Christinia Paul, 20, spent three weeks working with the American Red Cross' outreach program. She returned Feb. 13.
"It's definitely something I will never forget," Paul said.
She went door-to-door in the area surrounding the World Trade Center site to see if residents' needs were being met.
Paul and roughly 300 other volunteers determined if residents' were eligible for the Liberty Fund, which was established for Sept. 11 victims.
Help offered: For people who lost friends, family or a job, The Red Cross provides financial help for rent or transportation. The volunteers also refer victims to counseling through the Red Cross's mental health personnel.
Paul visited four clients during each daily 10-hour shift.
"We'd go in and they would just start telling stories," she said. "For some, that's their comfort.

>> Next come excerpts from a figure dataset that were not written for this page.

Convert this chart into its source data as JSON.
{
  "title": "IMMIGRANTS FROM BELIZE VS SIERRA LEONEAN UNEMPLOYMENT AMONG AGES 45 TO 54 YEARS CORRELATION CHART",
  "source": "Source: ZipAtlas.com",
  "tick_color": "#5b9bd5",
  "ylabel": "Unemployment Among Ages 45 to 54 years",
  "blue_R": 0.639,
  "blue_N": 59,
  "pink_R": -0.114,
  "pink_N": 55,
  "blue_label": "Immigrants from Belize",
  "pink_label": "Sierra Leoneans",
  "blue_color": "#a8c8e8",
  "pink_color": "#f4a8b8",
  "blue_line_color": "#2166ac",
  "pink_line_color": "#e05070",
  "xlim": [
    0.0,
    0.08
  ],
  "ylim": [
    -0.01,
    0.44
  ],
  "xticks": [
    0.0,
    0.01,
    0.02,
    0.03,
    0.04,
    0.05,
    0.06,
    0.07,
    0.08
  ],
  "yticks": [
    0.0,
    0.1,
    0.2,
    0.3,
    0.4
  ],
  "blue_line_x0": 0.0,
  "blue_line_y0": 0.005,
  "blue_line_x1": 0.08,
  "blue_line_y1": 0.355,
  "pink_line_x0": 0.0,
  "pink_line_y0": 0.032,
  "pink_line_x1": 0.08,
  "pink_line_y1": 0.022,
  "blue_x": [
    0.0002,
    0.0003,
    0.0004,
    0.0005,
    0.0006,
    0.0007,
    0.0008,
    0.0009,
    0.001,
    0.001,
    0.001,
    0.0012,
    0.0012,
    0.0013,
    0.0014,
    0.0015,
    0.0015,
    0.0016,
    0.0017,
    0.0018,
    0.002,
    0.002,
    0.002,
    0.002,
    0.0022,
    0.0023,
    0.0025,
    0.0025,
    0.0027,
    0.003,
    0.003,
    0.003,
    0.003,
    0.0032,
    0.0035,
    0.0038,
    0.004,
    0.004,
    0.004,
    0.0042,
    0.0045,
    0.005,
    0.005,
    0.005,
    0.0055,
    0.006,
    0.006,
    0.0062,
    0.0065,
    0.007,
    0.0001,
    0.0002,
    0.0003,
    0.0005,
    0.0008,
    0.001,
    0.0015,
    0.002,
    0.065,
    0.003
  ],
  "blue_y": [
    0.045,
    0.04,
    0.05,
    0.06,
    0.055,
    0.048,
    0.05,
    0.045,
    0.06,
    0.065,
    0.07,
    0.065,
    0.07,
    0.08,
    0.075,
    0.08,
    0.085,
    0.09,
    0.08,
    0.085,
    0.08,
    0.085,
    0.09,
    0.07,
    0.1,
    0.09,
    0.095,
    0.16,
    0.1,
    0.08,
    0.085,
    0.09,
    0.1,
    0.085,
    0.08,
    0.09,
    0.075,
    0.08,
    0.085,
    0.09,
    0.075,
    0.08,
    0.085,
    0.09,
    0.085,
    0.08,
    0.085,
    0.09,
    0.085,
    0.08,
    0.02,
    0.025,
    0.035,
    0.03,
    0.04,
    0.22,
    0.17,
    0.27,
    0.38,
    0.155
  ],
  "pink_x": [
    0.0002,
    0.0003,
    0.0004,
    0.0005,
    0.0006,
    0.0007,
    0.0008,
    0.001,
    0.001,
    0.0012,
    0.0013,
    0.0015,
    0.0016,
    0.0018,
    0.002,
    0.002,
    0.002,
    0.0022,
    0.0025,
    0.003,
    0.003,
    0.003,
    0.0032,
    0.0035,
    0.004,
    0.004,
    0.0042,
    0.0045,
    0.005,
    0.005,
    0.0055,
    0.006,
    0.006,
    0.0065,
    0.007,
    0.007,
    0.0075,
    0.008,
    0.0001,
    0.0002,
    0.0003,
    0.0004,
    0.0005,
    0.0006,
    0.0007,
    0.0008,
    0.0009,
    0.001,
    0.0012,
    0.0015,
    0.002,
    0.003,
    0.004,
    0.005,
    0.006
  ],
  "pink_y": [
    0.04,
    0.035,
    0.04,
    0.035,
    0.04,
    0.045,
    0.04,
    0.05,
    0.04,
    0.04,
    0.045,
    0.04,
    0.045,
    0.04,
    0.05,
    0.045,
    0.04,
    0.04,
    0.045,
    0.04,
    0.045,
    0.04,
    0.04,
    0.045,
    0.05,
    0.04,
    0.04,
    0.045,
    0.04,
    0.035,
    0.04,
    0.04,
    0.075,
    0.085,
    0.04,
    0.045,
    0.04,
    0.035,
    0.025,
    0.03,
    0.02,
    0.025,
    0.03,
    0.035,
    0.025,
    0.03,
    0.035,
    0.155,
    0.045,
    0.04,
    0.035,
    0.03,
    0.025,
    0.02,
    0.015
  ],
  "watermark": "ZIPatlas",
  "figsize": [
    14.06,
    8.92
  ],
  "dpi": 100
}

They just want someone to talk to."
One man who lives near the site told Paul how he was coping with the tragedy.
"He could see the towers from his apartment," she said. "He's lived there for 30 years and one day the towers were there and the next day they weren't."
Constant reminders: Most of the people with whom she spoke are moving on with their lives bit by bit, but the constant reminders, like the excavation machines that run nonstop at the site, make it difficult.
"Here in Ohio we've moved on with our lives," she said, "but there, there are the daily reminders. There are memorials everywhere."
Paul's first day as emergency services specialist for the agency's Trumbull County chapter was Sept. 11. "Things were pretty hectic here," she said.
She saw the preparations for the first Trumbull County volunteers to go to New York shortly after the attacks.
"That's another reason I wanted to go out there and do my part," Paul said. "It's something I'll remember for the rest of my life."
She was surprised by the level of cooperation of all of the people who volunteered.
"This obviously was my first national assignment," Paul said. "It amazed me how there were so many people from across the United States and how well we worked together. It was just wonderful."
She returned from each day's work physically and emotionally drained, using the off time to decompress and reflect.
"But it makes you feel so good about yourself to be able to help people in need," she said. "I guess that's what the Red Cross is all about."